À l’abri des intempéries
sous le capot
Usez vos freins, les piétons et votre mécanicien
l’apprécieront. Même si aucun article du Code de la sécurité routière ne le
spécifie, soyez courtois envers les piétons, surtout quand la température n’est
pas clémente.
Sous leur parapluie ou dans leur habit de neige, les
marcheurs ne jouissent pas du confort d’un habitacle sec et chauffé. Comme vous, il n'aiment pas marcher dans des bottes pleines de gadoue qui font smouch-smouch. S’il vous
plait, évitez-leur les mauvaises blagues de leurs collègues quand ils arrivent
au bureau à bout de nerfs, trempés, dans des bottes juteuses et bruyantes….
Marcher à
l’adrénaline
La marche – à ne pas confondre avec la randonnée –
est l’une de mes activités préférées. Surtout l’automne, quand je m’essouffle
sans avoir chaud et que je regagne la chaleur de mon appartement toute
ravigotée, boostée aux endorphines pédestres.
Au moins une fois par mois, j’agrémente mes marches d’un peu
d’adrénaline. Quand un automobiliste semble ne pas avoir l’intention de freiner
devant un passage pour piétons, [je m’excuse maman] je m’y engage au péril de
ma vie. Connait-il l’article 410? Peut-être pas. Chose certaine, je lui aurai
servi une bonne frousse… et une leçon. Incha'Allah.

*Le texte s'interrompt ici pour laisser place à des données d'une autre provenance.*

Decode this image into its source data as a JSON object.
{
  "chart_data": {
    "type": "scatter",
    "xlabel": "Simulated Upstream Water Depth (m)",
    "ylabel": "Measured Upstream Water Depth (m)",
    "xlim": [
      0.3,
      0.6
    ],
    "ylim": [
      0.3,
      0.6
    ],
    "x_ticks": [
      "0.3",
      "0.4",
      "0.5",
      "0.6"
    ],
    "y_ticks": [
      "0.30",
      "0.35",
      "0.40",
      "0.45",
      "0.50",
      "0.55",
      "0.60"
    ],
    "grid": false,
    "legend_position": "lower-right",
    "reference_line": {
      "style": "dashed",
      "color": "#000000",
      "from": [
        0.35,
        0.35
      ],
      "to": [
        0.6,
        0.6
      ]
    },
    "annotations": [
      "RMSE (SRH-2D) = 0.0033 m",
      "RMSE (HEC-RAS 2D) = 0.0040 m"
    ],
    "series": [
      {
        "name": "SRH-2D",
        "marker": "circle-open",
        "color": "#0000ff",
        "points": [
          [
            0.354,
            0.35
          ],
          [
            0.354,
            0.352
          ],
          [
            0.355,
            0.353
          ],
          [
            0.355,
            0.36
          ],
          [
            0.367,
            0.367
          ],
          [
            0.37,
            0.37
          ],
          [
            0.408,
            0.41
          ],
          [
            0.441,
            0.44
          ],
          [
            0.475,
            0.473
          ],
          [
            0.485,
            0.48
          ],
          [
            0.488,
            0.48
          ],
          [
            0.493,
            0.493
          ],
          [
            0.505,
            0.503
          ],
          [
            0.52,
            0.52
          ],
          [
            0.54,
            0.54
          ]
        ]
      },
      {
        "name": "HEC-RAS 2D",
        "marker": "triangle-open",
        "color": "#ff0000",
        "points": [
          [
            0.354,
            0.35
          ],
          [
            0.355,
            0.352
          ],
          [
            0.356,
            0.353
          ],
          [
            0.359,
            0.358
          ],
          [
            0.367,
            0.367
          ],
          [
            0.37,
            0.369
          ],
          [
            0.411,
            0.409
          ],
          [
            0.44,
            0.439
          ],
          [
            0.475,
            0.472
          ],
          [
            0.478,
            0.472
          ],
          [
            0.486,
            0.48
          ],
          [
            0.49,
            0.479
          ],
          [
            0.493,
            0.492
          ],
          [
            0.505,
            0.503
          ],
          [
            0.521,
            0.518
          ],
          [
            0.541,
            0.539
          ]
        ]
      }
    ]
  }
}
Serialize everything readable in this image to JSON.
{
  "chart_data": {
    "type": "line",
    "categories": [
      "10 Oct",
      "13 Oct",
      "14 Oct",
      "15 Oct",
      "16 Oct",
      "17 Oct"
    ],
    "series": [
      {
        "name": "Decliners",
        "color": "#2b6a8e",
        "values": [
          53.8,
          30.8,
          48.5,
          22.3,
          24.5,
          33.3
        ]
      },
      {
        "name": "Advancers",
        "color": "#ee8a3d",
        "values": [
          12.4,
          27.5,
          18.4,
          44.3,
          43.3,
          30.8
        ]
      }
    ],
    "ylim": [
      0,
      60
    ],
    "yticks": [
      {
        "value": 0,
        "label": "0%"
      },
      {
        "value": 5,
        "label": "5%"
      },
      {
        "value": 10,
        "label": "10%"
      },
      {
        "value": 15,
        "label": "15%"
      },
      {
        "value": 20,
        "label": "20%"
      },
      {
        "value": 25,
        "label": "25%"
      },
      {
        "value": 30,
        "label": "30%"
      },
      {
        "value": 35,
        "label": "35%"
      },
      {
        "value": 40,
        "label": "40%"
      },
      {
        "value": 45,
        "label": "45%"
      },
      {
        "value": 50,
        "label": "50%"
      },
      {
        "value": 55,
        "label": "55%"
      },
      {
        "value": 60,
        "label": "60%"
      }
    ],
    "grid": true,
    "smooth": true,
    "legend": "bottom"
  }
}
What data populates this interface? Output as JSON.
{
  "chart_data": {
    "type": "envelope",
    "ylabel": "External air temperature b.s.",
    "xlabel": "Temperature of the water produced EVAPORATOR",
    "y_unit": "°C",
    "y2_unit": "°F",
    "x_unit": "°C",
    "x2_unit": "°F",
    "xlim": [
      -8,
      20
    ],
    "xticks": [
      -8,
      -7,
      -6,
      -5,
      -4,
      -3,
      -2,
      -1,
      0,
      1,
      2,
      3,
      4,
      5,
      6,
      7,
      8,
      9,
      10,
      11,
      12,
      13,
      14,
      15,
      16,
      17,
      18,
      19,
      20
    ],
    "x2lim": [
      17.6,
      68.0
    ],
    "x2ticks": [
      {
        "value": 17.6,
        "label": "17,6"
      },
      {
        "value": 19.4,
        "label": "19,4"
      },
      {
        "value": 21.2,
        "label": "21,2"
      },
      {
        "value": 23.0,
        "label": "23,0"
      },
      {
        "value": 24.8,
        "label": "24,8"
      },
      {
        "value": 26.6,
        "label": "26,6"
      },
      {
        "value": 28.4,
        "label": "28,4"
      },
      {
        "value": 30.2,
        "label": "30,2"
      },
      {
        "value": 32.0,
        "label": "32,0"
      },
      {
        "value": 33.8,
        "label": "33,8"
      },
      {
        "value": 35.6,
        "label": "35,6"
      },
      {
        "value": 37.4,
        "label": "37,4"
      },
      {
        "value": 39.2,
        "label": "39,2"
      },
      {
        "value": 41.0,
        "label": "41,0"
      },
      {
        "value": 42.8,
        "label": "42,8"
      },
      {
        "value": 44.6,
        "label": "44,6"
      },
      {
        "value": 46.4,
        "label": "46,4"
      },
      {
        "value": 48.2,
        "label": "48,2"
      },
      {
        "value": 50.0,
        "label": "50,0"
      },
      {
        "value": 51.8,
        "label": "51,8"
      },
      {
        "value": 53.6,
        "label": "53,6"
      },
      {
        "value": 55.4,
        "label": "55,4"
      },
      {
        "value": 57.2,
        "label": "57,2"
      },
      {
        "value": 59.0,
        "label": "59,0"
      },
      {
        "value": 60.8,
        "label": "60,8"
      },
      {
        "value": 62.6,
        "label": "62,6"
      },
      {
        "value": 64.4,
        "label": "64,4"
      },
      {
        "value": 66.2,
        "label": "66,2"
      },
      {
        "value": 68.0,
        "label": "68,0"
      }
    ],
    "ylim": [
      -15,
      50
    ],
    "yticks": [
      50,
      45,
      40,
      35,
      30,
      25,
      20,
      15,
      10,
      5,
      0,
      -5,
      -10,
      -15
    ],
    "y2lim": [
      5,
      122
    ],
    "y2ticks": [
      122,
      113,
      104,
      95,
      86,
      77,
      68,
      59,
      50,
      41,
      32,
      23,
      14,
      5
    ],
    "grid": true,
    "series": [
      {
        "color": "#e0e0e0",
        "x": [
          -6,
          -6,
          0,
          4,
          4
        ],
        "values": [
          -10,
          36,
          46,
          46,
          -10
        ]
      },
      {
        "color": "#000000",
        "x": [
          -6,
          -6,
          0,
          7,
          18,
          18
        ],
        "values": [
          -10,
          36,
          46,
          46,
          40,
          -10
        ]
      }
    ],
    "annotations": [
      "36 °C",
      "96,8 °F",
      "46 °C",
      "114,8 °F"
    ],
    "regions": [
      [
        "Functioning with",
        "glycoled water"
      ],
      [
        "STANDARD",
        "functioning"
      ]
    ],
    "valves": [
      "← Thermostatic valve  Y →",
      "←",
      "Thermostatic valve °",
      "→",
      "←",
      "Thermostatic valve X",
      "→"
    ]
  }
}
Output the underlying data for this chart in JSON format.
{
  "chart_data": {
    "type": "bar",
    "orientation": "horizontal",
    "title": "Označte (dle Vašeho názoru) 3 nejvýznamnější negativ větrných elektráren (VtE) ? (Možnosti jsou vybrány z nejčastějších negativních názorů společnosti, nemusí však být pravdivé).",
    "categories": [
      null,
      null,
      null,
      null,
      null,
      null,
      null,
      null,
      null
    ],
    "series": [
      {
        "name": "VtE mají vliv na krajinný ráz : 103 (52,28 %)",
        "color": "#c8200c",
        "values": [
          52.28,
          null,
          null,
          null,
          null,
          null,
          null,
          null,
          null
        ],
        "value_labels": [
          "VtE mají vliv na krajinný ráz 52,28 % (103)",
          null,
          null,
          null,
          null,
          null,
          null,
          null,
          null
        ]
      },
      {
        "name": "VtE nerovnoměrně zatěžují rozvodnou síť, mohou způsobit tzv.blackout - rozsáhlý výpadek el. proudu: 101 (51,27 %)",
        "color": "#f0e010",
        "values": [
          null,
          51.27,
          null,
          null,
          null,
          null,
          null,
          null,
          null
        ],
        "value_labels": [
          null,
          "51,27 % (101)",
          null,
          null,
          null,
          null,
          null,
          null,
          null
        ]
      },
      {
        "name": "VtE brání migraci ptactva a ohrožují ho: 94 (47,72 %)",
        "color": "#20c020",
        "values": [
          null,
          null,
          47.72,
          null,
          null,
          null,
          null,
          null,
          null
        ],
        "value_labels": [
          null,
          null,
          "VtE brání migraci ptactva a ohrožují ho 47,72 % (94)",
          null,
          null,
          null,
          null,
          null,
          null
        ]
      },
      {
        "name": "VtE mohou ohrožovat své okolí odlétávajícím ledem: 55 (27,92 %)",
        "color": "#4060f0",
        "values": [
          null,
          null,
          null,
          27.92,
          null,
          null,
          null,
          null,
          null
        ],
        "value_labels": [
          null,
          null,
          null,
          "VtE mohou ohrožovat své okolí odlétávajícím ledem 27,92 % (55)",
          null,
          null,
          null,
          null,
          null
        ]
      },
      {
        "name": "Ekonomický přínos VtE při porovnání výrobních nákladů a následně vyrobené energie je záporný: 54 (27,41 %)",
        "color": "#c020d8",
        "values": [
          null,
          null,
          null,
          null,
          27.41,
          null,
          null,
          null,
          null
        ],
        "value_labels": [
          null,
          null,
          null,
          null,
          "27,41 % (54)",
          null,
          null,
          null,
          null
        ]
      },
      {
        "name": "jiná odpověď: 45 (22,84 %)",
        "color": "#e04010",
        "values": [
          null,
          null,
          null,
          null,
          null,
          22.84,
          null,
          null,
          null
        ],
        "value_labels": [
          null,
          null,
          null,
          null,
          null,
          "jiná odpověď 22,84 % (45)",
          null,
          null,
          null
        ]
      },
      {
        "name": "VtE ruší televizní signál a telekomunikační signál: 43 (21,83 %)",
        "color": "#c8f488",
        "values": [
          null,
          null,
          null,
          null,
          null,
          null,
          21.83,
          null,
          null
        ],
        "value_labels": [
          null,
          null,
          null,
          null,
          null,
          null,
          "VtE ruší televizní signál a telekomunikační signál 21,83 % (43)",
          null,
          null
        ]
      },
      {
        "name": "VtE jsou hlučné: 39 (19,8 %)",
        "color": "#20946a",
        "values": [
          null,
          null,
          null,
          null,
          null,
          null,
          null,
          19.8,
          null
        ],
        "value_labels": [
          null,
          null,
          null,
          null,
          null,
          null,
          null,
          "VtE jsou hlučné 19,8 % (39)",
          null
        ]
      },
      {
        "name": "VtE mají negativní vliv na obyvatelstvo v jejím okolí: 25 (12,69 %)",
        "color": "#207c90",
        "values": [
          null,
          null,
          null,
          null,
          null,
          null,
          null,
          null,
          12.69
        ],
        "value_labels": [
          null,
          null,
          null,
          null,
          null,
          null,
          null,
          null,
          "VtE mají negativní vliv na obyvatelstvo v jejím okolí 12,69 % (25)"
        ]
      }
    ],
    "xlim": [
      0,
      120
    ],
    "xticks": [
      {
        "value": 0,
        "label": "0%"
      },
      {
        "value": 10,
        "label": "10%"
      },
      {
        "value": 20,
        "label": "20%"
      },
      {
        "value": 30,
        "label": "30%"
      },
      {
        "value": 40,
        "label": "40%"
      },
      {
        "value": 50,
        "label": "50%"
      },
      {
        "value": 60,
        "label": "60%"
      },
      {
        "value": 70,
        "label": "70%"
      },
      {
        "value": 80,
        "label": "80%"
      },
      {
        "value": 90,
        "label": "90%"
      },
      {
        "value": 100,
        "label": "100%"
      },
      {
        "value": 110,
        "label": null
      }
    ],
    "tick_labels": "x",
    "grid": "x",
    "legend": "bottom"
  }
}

Mais diantre, pourquoi avoir choisi la voie de la témérité? Pas besoin de
se jeter sur les voitures pour éduquer les conducteurs!
Vous avez raison.
C’est que, voyez-vous, mon plaisir à marcher est presque
égal à ma crainte de me faire rouler sur le corps par un véhicule de plaisance.
Une marche m’apparait toujours plus grisante quand j’ai l’impression de risquer
ma vie. Même si ce sentiment de peur exacerbe ma jouissance et renforce ma
dépendance, j’aimerais pouvoir y renoncer.
M’y aiderez-vous? Ma mère vous en serait reconnaissante.